Digitization (part two)

(direct YouTube link)

NOTE: If your internet access is restricted and you do not have access to YouTube, we have provided alternate video links.

TRANSCRIPT

Now that we understand discrete data, and how digital information is really just discretized data that can be stored on a computer, let's consider another example.

We are going to revisit the discretization of your height, which is a continuous quantity. What if we want to plot your height from the moment of your birth to now, and we want to plot it on a computer?

The real, "true" plot of your height would be a perfectly smooth, continuous curve. Sure, you may have had a growth spurt when you were around thirteen, but even that growth spurt was smooth and continuous: you didn't instantaneously grow, despite what your grandmother may have said.

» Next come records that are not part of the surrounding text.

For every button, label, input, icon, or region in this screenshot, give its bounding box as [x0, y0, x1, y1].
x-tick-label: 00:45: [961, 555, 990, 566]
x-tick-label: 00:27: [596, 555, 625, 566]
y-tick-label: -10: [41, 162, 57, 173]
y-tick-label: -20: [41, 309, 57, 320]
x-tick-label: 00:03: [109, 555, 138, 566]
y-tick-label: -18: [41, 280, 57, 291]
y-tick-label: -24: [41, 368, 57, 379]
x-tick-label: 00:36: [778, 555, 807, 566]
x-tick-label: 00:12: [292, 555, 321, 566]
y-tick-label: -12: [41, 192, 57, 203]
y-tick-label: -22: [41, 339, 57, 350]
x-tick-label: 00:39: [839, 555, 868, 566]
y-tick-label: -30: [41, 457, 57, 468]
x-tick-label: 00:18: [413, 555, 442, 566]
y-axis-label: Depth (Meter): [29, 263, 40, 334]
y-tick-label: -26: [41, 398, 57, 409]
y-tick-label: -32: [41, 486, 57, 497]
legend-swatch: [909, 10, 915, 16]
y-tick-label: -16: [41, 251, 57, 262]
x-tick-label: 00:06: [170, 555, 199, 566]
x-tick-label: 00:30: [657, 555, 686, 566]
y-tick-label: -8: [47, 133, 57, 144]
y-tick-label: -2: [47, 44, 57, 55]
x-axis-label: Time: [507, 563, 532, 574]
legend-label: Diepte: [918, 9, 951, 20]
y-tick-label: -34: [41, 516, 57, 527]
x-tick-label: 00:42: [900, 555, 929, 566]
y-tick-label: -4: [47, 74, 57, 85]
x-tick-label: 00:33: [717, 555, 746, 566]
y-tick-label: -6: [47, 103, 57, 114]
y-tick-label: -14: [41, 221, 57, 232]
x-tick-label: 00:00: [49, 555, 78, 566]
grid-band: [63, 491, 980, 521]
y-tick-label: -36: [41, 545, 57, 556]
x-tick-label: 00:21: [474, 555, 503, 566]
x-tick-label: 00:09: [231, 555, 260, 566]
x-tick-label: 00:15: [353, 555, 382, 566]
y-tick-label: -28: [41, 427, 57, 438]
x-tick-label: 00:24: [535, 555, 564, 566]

We are going to call this height curve a signal, which is a fancy term for a quantity that changes over time.

We want to discretize your height signal, but this discretization is going to be a bit more interesting because we need to discretize in two different ways (or dimensions).

First, we are going to have to discretize in time, which is also known as sampling. How often are we going to measure (or sample) your height? Once a year? Once a month? Once a second? In practice, you want to sample at a regular interval, which is known as a sampling frequency, and it depends on how how often the signal changes. For your height, once every five years is definitely too infrequent and would not capture the data very well. Every year is pretty common, and your parents may have measured your height every year when you were little. To properly discretize your growth, every sixty days is probably pretty good.

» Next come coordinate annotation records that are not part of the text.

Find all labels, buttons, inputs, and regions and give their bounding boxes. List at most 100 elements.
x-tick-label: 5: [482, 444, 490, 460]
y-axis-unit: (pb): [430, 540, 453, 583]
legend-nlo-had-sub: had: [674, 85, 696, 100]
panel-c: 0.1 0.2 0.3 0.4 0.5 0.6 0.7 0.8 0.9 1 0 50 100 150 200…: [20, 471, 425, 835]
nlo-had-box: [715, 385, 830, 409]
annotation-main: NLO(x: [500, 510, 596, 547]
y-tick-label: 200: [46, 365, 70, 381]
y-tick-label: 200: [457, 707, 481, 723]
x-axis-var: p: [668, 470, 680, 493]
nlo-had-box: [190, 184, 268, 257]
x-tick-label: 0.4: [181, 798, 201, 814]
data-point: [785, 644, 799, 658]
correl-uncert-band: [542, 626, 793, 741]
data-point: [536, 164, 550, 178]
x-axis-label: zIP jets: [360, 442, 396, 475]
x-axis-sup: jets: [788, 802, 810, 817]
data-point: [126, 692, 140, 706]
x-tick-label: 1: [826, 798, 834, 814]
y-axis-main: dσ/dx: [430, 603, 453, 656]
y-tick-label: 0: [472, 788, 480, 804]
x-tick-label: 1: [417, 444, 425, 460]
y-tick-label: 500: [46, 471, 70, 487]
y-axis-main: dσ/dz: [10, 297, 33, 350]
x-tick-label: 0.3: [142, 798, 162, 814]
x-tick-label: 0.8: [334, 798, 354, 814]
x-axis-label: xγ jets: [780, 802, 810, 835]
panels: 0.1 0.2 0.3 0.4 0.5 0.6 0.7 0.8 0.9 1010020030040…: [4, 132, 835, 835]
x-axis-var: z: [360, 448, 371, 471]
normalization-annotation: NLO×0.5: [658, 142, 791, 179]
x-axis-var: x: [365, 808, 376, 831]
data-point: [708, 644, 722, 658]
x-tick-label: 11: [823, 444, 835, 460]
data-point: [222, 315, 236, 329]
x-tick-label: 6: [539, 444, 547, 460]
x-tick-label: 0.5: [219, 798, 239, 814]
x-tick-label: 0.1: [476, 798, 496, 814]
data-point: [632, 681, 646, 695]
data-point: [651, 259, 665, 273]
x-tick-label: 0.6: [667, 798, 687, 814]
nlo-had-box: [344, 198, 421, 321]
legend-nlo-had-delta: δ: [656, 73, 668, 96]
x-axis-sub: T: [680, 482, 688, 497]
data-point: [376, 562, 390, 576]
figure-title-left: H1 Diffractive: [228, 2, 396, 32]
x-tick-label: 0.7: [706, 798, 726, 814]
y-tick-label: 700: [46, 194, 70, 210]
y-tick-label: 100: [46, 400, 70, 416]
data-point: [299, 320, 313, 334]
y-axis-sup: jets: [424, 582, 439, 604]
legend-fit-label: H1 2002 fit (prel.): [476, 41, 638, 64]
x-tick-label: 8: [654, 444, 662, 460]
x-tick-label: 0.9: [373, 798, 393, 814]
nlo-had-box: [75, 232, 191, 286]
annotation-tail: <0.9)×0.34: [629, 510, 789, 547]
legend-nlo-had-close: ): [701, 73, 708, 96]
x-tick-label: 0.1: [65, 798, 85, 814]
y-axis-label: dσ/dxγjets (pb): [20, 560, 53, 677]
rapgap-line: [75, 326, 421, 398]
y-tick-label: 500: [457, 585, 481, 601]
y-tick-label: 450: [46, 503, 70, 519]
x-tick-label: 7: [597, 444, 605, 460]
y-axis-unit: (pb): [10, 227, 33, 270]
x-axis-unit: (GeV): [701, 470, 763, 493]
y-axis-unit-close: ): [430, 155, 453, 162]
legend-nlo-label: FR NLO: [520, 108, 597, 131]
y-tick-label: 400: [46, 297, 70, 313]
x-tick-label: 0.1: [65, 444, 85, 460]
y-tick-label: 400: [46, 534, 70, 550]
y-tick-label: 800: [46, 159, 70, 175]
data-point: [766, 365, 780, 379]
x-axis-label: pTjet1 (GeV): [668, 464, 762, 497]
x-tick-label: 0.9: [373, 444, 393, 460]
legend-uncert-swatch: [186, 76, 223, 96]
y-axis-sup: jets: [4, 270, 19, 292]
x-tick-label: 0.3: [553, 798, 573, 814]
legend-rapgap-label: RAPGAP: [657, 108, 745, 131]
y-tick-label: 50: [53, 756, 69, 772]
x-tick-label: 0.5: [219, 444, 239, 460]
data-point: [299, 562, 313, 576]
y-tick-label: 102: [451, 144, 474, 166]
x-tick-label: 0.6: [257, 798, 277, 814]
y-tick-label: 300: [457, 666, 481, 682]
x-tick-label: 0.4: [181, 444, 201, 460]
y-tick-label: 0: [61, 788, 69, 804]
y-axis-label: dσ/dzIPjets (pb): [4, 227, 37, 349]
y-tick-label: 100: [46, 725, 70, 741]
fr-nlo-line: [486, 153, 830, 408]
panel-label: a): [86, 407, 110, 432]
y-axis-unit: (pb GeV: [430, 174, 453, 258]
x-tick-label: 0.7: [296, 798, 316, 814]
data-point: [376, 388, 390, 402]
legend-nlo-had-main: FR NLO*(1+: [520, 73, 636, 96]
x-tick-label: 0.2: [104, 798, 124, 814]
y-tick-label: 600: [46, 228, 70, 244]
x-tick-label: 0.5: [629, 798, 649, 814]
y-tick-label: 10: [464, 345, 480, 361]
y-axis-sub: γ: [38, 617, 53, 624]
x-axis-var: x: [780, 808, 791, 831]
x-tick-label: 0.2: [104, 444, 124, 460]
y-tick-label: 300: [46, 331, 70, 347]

Sampling frequencies are measured in Hertz [Hz], which measures how many times something happens per second. If we were to sample your height once every second that would be one Hertz [1 Hz]. If we measured it ten times a second, it would be ten Hertz [10 Hz]. We are sampling your height every sixty days, which is one hundred and ninety three nanoHertz [193 nHz]. Later, we'll learn how computers can do billions of operations per second, and how computer speeds are measured in GigaHertz [GHz].

So by sampling your height every sixty days we have discretized the time (or the horizontal axis). We now need to discretize your height (or the vertical axis). Again, we have the question of what an appropriate amount of discretization will be. Measuring to the closest millimeter is probably good enough.

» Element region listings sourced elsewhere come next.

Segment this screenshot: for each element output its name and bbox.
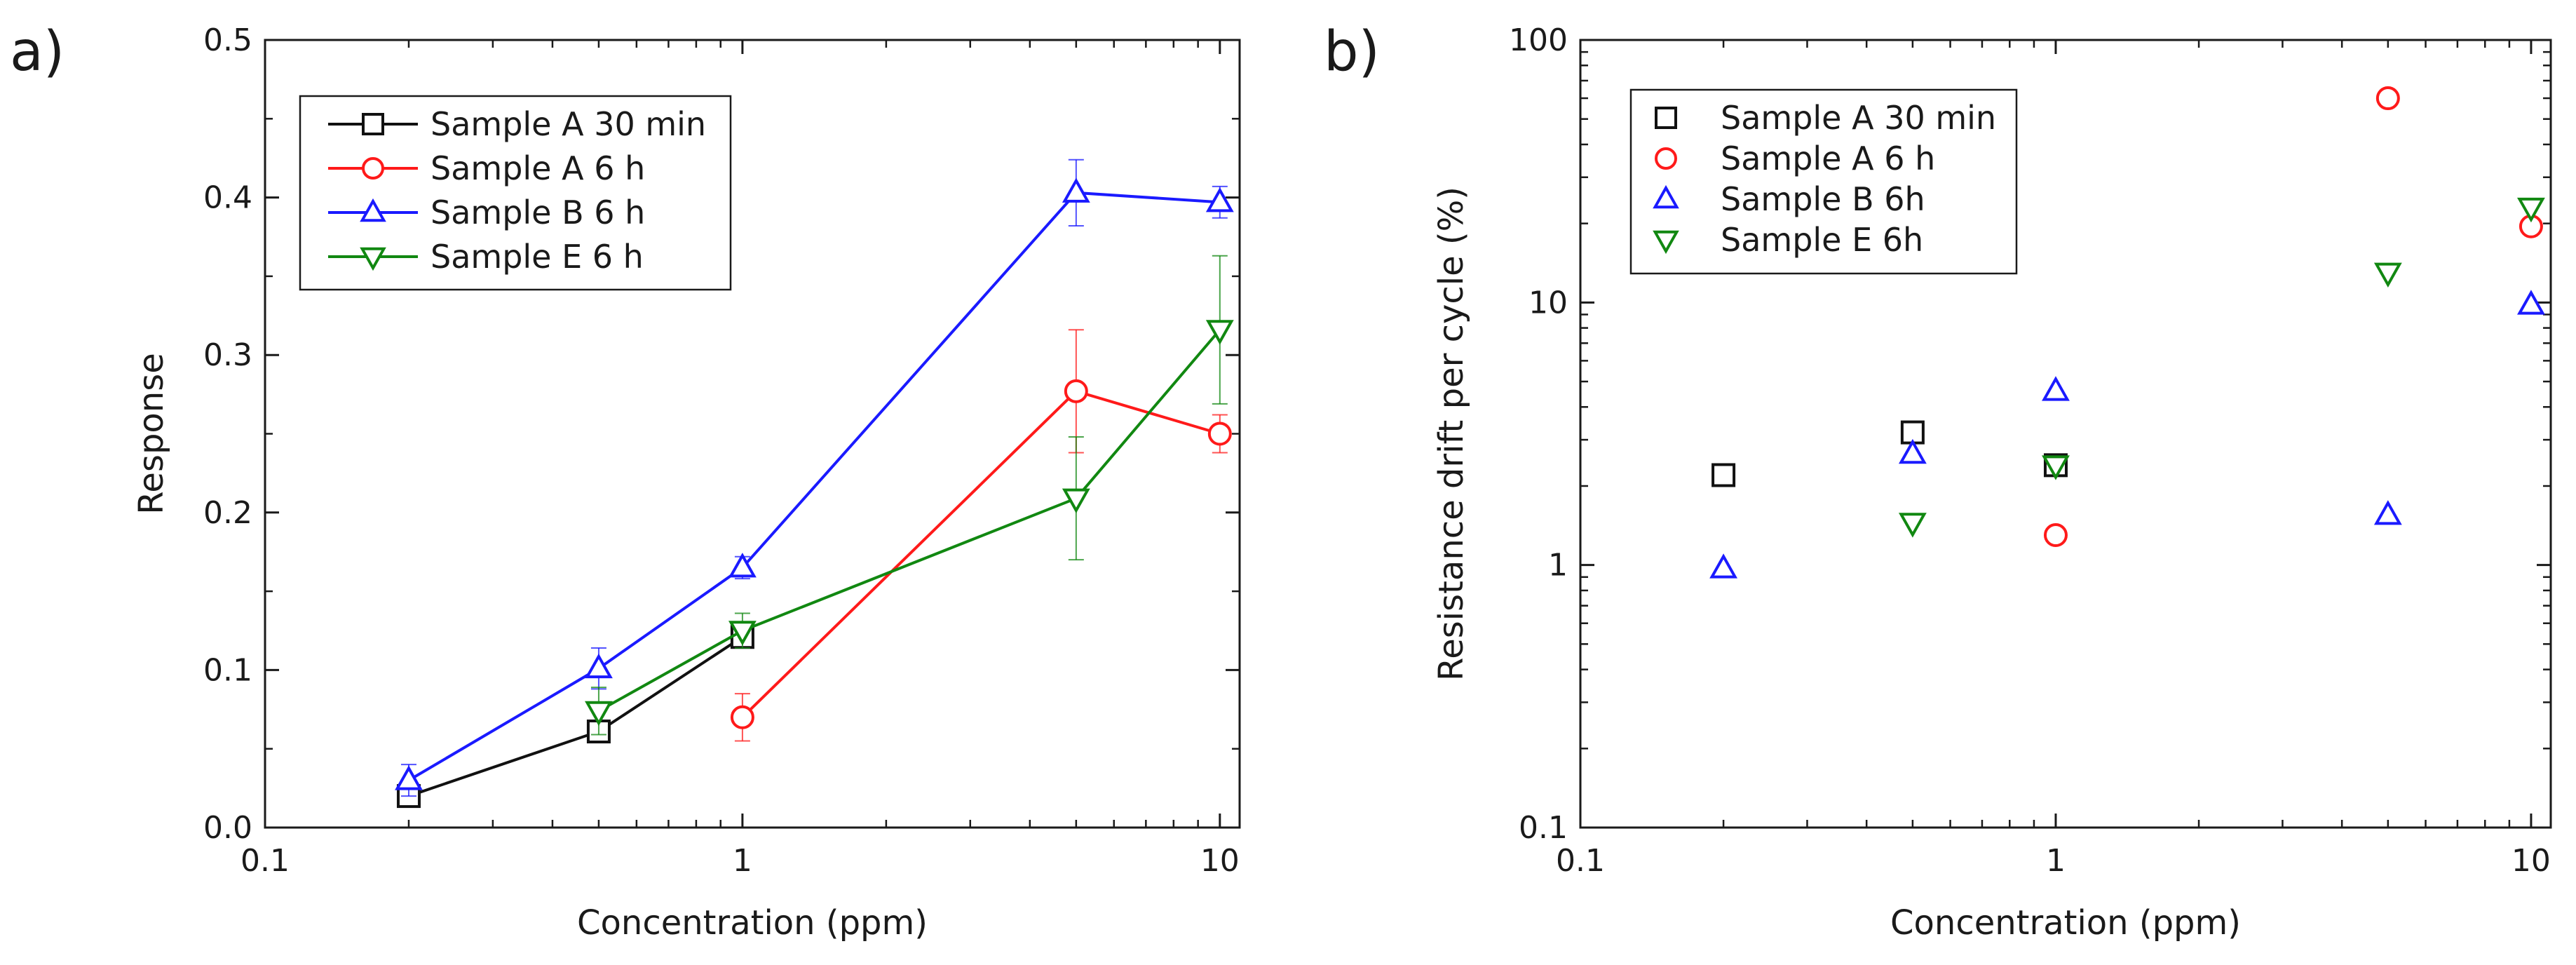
legend-marker: [1655, 107, 1677, 129]
series-sample-a-6-h: [730, 329, 1232, 742]
panel-label: b): [1324, 20, 1380, 83]
data-point: [585, 701, 613, 727]
x-tick-label: 10: [1200, 843, 1240, 879]
series-line: [741, 389, 1221, 719]
y-tick-label: 0.1: [203, 652, 252, 688]
data-point: [2517, 197, 2545, 223]
y-tick-label: 1: [1548, 548, 1568, 583]
y-tick-label: 0.3: [203, 337, 252, 373]
data-point: [2373, 500, 2402, 525]
series-sample-b-6-h: [395, 158, 1234, 797]
y-tick-label: 0.0: [203, 810, 252, 846]
panel-label: a): [10, 20, 65, 83]
chart-panel-b: b) 0.1 1 10 0.1 1 10 100 Concentration (ppm) Resi…: [1324, 20, 2552, 943]
y-tick-label: 0.1: [1519, 810, 1568, 846]
y-tick-label: 0.2: [203, 495, 252, 531]
data-point: [2375, 86, 2400, 111]
series-line: [408, 635, 744, 797]
data-point: [1711, 463, 1736, 487]
legend-label: Sample A 30 min: [1721, 99, 1996, 137]
x-tick-label: 0.1: [240, 843, 290, 879]
legend: Sample A 30 min Sample A 6 h Sample B 6 h S…: [299, 95, 732, 291]
legend-entry: Sample A 30 min: [1655, 99, 1996, 137]
legend-label: Sample E 6 h: [431, 238, 644, 276]
data-point: [2042, 455, 2070, 480]
data-point: [1062, 488, 1090, 513]
legend-entry: Sample A 30 min: [328, 105, 706, 143]
y-tick-label: 10: [1528, 285, 1568, 320]
series-line: [597, 328, 1221, 713]
series-sample-a-30-min: [1711, 420, 2068, 487]
x-tick-label: 10: [2511, 843, 2551, 879]
legend-label: Sample A 6 h: [1721, 140, 1935, 177]
legend-marker: [360, 198, 386, 222]
legend-label: Sample A 6 h: [431, 149, 645, 187]
data-point: [2517, 290, 2545, 315]
data-point: [1709, 553, 1738, 579]
data-point: [585, 653, 613, 679]
legend-entry: Sample E 6 h: [328, 238, 644, 276]
legend-entry: Sample E 6h: [1653, 221, 1923, 259]
legend-label: Sample A 30 min: [431, 105, 706, 143]
legend-entry: Sample B 6 h: [328, 194, 645, 231]
data-point: [1205, 320, 1234, 345]
chart-panel-a: a)0.1 1 100.00.10.20.30.40.5Concentration …: [10, 20, 1241, 943]
data-point: [1062, 177, 1090, 203]
data-point: [2043, 523, 2068, 548]
data-point: [728, 553, 757, 578]
x-axis-label: Concentration (ppm): [577, 903, 928, 943]
legend-entry: Sample B 6h: [1653, 180, 1925, 218]
data-point: [2373, 262, 2402, 288]
y-tick-label: 100: [1509, 22, 1568, 58]
legend-marker: [362, 113, 384, 135]
legend-marker: [1653, 184, 1679, 209]
series-sample-a-6-h: [2043, 86, 2543, 548]
data-point: [1898, 438, 1927, 464]
legend-marker: [362, 157, 384, 180]
legend-box: [1629, 88, 2018, 275]
x-tick-label: 1: [733, 843, 752, 879]
legend-marker: [360, 247, 386, 271]
series-sample-e-6h: [1898, 197, 2545, 538]
data-point: [1898, 513, 1927, 538]
y-axis-label: Response: [132, 353, 171, 515]
legend-entry: Sample A 6 h: [328, 149, 645, 187]
legend-label: Sample E 6h: [1721, 221, 1923, 259]
y-tick-label: 0.4: [203, 180, 252, 216]
legend-label: Sample B 6h: [1721, 180, 1925, 218]
x-axis-label: Concentration (ppm): [1890, 903, 2241, 943]
data-point: [1207, 421, 1232, 446]
data-point: [395, 765, 423, 790]
y-tick-label: 0.5: [203, 22, 252, 58]
x-tick-label: 1: [2046, 843, 2066, 879]
x-tick-label: 0.1: [1556, 843, 1605, 879]
plot-frame: [1579, 39, 2552, 829]
data-point: [1205, 187, 1234, 212]
legend-label: Sample B 6 h: [431, 194, 645, 231]
legend-marker: [1655, 147, 1677, 170]
data-point: [728, 621, 757, 646]
series-sample-e-6-h: [585, 255, 1234, 736]
data-point: [1064, 379, 1088, 403]
legend-entry: Sample A 6 h: [1655, 140, 1935, 177]
legend-marker: [1653, 230, 1679, 255]
data-point: [2042, 376, 2070, 401]
data-point: [730, 705, 754, 729]
series-sample-b-6h: [1709, 290, 2545, 579]
y-axis-label: Resistance drift per cycle (%): [1432, 187, 1471, 681]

Note that if we zoom in, we can see that your plot has the "jerks" or "jumps" associated with discrete data. Remember, that because of discretization those jumps will always exist. We used a good sampling rate and discretized your height to a pretty good precision so it looks good. If we had used a lower precision, the jumps would be even more apparent. The magic of modern computers is that they can use really high precision to make things appear smooth, but you should never forget that those discrete jumps are there.

If throughout this entire video, you've been wondering how we're going to measure your height signal in the past, I forgot to mention that to do this we are going to need a time machine. Forgive me, I wanted to focus on the digitization, not on the practicalities. However, it does raise an issue that some people struggle with, and that is the loss of information that occurs every day. We generate so much digital content, that we sometimes forget that digitization is not perfect. The "high precision" we use today may not be enough for historians of the future. It's unlikely that they would be concerned that your selfies are throwing away information, but it's hard to know for sure. All we can do is be mindful that we are digitizing, and use high levels of precision.